If it puts your mind at more ease then contact him again. You never know.

But just think of it from your perspective. If you met a guy but you don't care for much, how would you act? Probably like the guy in this situation. Ease him into hoping he gets the hint you don't like him, without looking like the bad person.

Like I said, guys will let you know if they are really into you, actions speak louder.






I don't think some of the responses on here really get what I am asking except really for yours. I see that he has very little to no interest in me despite the fact that when we first met, I could tell there was an attraction and good conversations between us 3x in 1 night. It's again the "what changed after" thing which is what is baffling me. Yes I know not to analyze this but of course I still am which is why I'm here lol. I've had guys not be interested in me before but this was just a new situation for me. I'm going at this point with what you said earlier, he felt excitement during the night when we first met but then once we were out of that environment, the excitement was gone, or I guess in comparison to the other 19 girls there, I was his top pick (I really think I was actually due to him deliberately seeking me out) but again once the night ended, he just didn't give me any thought at all). Maybe his age also plays a factor. I'm 30 and he's 24. Somehow during the night on our date age was mentioned (forgot the context) by me. He said that he is cool with older women.

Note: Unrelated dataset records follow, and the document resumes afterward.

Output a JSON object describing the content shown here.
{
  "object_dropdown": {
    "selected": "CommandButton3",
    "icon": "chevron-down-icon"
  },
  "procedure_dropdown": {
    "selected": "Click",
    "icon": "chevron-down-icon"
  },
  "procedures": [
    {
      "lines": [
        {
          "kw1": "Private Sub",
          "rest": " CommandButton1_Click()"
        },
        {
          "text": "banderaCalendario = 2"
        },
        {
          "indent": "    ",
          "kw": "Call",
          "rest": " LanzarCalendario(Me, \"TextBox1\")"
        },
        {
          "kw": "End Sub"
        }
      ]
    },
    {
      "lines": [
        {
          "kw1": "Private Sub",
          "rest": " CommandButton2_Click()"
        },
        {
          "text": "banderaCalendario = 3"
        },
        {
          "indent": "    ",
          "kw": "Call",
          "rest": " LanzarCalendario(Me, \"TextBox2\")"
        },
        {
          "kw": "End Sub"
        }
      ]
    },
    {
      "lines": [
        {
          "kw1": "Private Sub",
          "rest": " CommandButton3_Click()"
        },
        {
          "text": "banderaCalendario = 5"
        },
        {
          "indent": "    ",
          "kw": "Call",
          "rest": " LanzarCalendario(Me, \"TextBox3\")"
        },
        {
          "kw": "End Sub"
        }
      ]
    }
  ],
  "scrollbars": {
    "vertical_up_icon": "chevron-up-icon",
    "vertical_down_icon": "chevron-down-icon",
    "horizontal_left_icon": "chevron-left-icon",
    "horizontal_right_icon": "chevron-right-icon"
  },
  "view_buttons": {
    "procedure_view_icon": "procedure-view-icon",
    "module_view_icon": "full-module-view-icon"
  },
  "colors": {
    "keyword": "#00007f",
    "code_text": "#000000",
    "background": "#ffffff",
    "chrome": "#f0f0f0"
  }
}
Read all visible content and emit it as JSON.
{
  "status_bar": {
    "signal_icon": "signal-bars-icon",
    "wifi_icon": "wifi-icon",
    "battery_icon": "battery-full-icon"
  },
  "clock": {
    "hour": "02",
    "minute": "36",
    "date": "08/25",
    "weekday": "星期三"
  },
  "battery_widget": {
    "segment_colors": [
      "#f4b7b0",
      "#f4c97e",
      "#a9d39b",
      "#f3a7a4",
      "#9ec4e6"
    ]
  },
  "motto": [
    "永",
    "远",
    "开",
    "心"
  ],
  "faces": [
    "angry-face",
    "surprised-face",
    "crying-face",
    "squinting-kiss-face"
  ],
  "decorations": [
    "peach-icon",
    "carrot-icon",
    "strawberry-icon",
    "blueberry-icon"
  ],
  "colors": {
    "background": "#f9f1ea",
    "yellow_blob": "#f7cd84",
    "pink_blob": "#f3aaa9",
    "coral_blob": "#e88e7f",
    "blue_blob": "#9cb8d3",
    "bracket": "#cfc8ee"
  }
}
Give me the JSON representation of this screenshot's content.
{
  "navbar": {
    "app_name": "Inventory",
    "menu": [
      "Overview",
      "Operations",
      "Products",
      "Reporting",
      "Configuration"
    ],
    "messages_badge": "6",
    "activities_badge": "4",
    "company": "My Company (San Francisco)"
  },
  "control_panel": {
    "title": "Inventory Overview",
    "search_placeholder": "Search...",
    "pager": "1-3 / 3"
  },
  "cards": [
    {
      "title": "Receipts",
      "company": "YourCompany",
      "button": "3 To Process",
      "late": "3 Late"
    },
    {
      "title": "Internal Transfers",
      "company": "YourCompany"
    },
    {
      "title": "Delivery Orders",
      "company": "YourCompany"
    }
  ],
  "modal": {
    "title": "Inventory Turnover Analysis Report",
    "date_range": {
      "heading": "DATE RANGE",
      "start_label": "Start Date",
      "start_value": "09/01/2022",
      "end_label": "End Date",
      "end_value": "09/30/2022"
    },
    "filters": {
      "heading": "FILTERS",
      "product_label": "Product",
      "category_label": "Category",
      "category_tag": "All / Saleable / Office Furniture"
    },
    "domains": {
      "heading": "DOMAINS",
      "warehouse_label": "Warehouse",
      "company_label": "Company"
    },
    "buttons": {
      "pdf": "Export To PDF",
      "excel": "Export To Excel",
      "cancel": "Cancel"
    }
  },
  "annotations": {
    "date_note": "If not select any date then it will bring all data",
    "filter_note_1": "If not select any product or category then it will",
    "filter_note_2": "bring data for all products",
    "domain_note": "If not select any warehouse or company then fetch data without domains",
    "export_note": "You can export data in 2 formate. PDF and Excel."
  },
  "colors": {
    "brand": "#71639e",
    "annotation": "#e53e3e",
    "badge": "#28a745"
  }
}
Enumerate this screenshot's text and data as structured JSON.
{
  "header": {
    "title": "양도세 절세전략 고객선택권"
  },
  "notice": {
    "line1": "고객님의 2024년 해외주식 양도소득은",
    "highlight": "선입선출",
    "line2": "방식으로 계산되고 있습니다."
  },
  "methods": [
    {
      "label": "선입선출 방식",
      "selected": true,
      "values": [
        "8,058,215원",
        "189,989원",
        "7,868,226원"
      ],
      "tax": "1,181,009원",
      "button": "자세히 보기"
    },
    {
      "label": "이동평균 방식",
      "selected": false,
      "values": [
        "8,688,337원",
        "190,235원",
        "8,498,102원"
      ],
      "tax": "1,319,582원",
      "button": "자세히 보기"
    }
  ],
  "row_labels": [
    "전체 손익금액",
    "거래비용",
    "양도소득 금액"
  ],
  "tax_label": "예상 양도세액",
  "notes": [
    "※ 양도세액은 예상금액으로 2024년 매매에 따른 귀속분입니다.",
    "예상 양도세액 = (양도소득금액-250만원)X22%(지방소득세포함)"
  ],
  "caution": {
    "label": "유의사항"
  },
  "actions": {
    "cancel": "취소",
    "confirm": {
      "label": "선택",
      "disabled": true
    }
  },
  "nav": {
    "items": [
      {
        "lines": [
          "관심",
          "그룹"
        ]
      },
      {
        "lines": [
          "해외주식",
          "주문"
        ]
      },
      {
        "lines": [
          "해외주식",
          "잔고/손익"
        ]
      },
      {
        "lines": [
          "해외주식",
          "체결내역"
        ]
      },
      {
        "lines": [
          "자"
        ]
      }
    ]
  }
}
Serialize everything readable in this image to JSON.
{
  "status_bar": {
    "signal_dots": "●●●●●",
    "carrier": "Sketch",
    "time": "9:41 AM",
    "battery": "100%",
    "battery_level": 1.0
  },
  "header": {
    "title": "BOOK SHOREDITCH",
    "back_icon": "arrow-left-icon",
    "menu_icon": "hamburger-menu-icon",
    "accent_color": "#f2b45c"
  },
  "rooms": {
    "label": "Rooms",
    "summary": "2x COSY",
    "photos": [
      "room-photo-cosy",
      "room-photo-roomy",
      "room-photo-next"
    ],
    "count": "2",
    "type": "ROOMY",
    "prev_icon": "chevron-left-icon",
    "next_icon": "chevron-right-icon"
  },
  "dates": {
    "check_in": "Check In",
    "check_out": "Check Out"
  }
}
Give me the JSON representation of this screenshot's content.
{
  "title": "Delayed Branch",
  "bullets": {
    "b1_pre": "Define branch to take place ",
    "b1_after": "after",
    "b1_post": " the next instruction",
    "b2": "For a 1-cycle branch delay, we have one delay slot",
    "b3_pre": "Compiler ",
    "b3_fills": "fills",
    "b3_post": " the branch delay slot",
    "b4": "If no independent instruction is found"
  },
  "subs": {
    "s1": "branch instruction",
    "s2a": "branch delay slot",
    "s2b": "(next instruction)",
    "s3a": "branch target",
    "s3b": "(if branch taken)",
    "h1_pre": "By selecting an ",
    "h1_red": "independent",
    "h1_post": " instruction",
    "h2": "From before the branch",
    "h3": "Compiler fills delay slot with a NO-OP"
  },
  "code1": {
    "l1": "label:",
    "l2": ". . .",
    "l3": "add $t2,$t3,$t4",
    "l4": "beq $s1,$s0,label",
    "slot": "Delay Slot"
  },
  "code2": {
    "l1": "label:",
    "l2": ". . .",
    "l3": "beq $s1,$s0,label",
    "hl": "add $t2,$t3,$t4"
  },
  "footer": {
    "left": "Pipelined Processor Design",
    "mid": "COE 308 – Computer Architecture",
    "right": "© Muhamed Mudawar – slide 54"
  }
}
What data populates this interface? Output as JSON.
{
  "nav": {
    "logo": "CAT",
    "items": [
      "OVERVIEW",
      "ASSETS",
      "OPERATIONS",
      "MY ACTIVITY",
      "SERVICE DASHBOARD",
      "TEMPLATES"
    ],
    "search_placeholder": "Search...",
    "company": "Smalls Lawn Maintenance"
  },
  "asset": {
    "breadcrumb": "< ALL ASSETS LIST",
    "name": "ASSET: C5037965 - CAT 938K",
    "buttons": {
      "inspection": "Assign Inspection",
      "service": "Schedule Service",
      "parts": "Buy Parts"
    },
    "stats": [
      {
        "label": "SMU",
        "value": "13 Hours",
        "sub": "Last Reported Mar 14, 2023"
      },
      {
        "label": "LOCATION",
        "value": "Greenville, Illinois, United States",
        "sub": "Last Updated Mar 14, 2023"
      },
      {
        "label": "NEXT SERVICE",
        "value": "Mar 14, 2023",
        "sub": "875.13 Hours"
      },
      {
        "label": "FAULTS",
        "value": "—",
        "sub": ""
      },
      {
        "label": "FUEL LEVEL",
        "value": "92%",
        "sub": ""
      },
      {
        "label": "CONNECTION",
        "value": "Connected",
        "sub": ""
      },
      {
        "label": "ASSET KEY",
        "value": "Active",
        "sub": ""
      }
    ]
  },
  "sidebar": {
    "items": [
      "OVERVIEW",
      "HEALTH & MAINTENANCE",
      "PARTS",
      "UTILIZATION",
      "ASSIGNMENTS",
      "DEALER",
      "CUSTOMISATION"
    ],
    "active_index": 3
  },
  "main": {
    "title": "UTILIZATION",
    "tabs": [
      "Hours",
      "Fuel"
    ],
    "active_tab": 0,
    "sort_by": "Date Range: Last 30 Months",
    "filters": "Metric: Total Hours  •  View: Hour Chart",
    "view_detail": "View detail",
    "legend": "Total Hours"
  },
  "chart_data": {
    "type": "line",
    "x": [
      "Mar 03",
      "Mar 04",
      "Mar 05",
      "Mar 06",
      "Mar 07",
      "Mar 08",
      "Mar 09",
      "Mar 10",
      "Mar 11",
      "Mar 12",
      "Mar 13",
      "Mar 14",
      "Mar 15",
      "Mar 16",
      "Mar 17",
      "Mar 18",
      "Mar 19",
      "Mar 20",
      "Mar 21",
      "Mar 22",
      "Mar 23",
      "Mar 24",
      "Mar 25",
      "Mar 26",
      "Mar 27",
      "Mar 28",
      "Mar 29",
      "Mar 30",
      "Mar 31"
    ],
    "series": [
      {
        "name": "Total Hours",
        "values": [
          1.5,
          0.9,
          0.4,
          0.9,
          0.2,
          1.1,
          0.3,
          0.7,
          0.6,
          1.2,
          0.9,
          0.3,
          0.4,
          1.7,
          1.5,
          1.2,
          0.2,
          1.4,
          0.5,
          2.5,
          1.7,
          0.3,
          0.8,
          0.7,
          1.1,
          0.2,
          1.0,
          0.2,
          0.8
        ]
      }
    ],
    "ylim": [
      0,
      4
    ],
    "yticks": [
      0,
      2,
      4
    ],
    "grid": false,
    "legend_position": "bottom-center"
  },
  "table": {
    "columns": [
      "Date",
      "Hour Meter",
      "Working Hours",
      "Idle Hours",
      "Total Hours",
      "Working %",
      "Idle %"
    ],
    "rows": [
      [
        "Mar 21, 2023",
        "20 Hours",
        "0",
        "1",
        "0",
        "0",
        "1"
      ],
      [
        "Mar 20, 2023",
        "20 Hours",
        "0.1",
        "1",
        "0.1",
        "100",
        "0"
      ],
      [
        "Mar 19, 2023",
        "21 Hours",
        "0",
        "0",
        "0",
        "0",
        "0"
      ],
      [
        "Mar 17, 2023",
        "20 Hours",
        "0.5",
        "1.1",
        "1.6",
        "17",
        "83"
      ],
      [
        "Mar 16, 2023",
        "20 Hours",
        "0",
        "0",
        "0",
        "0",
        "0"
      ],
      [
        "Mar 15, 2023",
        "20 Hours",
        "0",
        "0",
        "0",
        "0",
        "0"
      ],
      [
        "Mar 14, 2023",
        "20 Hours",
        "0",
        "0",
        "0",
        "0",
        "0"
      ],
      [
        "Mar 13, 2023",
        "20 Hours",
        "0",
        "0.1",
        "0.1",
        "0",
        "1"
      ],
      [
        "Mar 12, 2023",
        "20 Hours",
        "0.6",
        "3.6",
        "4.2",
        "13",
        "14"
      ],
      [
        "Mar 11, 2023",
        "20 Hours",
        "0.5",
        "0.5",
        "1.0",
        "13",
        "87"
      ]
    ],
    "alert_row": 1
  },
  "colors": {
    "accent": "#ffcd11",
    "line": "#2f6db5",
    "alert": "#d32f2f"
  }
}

With the line about "weekends are better" when I've had guys ghost me (I think that is the dumbest CD term on here.....no one in my region even says that) they typically seem like they had a great time, do the open ended "I would love to go out again" thing, or we actually do set a date during the last date but they end up canceling or just flat out drop off the face of the Earth. I also knew guys weren't interested on the first date if they just ended with "it was nice meeting you" with zero indication of further dates or communication. When I've had that it was 100% clear to me and I actually appreciated that because it was imo direct (although not "I didn't get a good vibe from you" or something similar)I'm not taking the initiative with him again. I mean I already did it essentially 3x in a row. I think if I were to ask him out again, he oddly enough would agree and show up but it would be EXACTLY like our date on Monday. Just very peculiar overall to me.


Oh well. Thanks for the responses anyway.